I just stumbled upon this behaviour while specifying Array methods for
Rubinius:
irb(main):001:0> ary = [1, 2]
=> [1, 2]
irb(main):002:0> ary.slice!(100)
=> nil
irb(main):003:0> ary
=> [1, 2]
irb(main):004:0> ary.slice!(100, 0)
=> nil
irb(main):005:0> ary
=> [1, 2, nil, nil, nil, nil, nil, nil, nil, nil, nil, nil, nil, nil,
nil, nil, nil, nil, nil, nil, nil, nil, nil, nil, nil, nil, nil, nil,
nil, nil, nil, nil, nil, nil, nil, nil, nil, nil, nil, nil, nil, nil,
nil, nil, nil, nil, nil, nil, nil, nil, nil, nil, nil, nil, nil, nil,
nil, nil, nil, nil, nil, nil, nil, nil, nil, nil, nil, nil, nil, nil,
nil, nil, nil, nil, nil, nil, nil, nil, nil, nil, nil, nil, nil, nil,
nil, nil, nil, nil, nil, nil, nil, nil, nil, nil, nil, nil, nil, nil,
nil, nil]
Is this intended behaviour? I'd expect .slice!() with an index and an
index and a length to behave consistently. (I'd also expect
Array#slice!() not to increase the size of the Array.)
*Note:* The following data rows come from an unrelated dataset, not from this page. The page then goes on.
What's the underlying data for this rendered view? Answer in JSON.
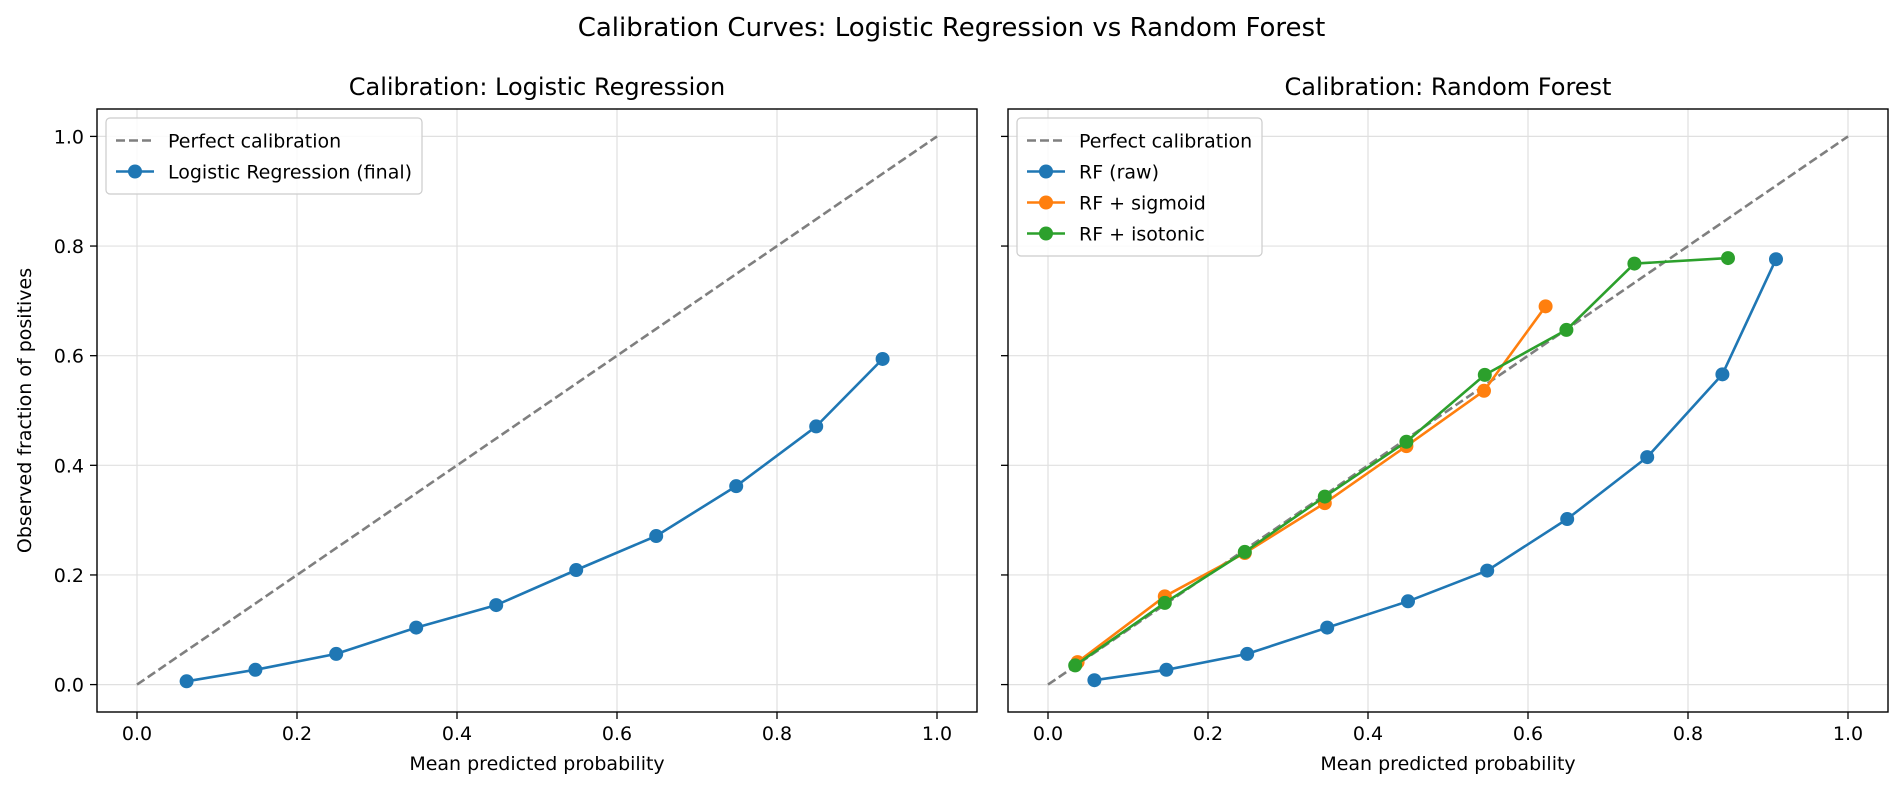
{
  "figure": {
    "suptitle": "Calibration Curves: Logistic Regression vs Random Forest"
  },
  "chart_data": [
    {
      "type": "line",
      "title": "Calibration: Logistic Regression",
      "xlabel": "Mean predicted probability",
      "ylabel": "Observed fraction of positives",
      "xlim": [
        -0.05,
        1.05
      ],
      "ylim": [
        -0.05,
        1.05
      ],
      "xticks": [
        "0.0",
        "0.2",
        "0.4",
        "0.6",
        "0.8",
        "1.0"
      ],
      "yticks": [
        "0.0",
        "0.2",
        "0.4",
        "0.6",
        "0.8",
        "1.0"
      ],
      "grid": true,
      "legend_position": "upper-left",
      "series": [
        {
          "name": "Perfect calibration",
          "color": "#7f7f7f",
          "dashed": true,
          "markers": false,
          "x": [
            0,
            1
          ],
          "y": [
            0,
            1
          ]
        },
        {
          "name": "Logistic Regression (final)",
          "color": "#1f77b4",
          "dashed": false,
          "markers": true,
          "x": [
            0.062,
            0.148,
            0.249,
            0.349,
            0.449,
            0.549,
            0.649,
            0.749,
            0.849,
            0.932
          ],
          "y": [
            0.006,
            0.027,
            0.056,
            0.104,
            0.145,
            0.209,
            0.271,
            0.362,
            0.471,
            0.594
          ]
        }
      ]
    },
    {
      "type": "line",
      "title": "Calibration: Random Forest",
      "xlabel": "Mean predicted probability",
      "ylabel": "",
      "xlim": [
        -0.05,
        1.05
      ],
      "ylim": [
        -0.05,
        1.05
      ],
      "xticks": [
        "0.0",
        "0.2",
        "0.4",
        "0.6",
        "0.8",
        "1.0"
      ],
      "yticks": [
        "0.0",
        "0.2",
        "0.4",
        "0.6",
        "0.8",
        "1.0"
      ],
      "show_ytick_labels": false,
      "grid": true,
      "legend_position": "upper-left",
      "series": [
        {
          "name": "Perfect calibration",
          "color": "#7f7f7f",
          "dashed": true,
          "markers": false,
          "x": [
            0,
            1
          ],
          "y": [
            0,
            1
          ]
        },
        {
          "name": "RF (raw)",
          "color": "#1f77b4",
          "dashed": false,
          "markers": true,
          "x": [
            0.058,
            0.148,
            0.249,
            0.349,
            0.45,
            0.549,
            0.649,
            0.749,
            0.843,
            0.91
          ],
          "y": [
            0.008,
            0.027,
            0.056,
            0.104,
            0.152,
            0.208,
            0.302,
            0.415,
            0.566,
            0.776
          ]
        },
        {
          "name": "RF + sigmoid",
          "color": "#ff7f0e",
          "dashed": false,
          "markers": true,
          "x": [
            0.037,
            0.146,
            0.246,
            0.346,
            0.448,
            0.545,
            0.622
          ],
          "y": [
            0.041,
            0.161,
            0.24,
            0.331,
            0.435,
            0.536,
            0.69
          ]
        },
        {
          "name": "RF + isotonic",
          "color": "#2ca02c",
          "dashed": false,
          "markers": true,
          "x": [
            0.034,
            0.146,
            0.246,
            0.346,
            0.448,
            0.546,
            0.648,
            0.733,
            0.85
          ],
          "y": [
            0.035,
            0.149,
            0.242,
            0.343,
            0.443,
            0.565,
            0.647,
            0.768,
            0.778
          ]
        }
      ]
    }
  ]
}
It also happens with a range, btw:
irb(main):001:0> ary = [1, 2]
=> [1, 2]
irb(main):002:0> ary.slice!(100...100)
=> nil
irb(main):003:0> ary
=> [1, 2, nil, nil, nil, nil, nil, nil, nil, nil, nil, nil, nil, nil,
nil, nil, nil, nil, nil, nil, nil, nil, nil, nil, nil, nil, nil, nil,
nil, nil, nil, nil, nil, nil, nil, nil, nil, nil, nil, nil, nil, nil,
nil, nil, nil, nil, nil, nil, nil, nil, nil, nil, nil, nil, nil, nil,
nil, nil, nil, nil, nil, nil, nil, nil, nil, nil, nil, nil, nil, nil,
nil, nil, nil, nil, nil, nil, nil, nil, nil, nil, nil, nil, nil, nil,
nil, nil, nil, nil, nil, nil, nil, nil, nil, nil, nil, nil, nil, nil,
nil, nil]
I'm seeing this in ruby 1.8.4 (2005-12-24) and ruby 1.9.0 (2007-04-02
patchlevel 0).
The documentation says that is equivalent to this Ruby code:
def slice!(*args)
result = self[*args]
self[*args] = nil
result
end
If that were the case slice!(100) would also expand the Array.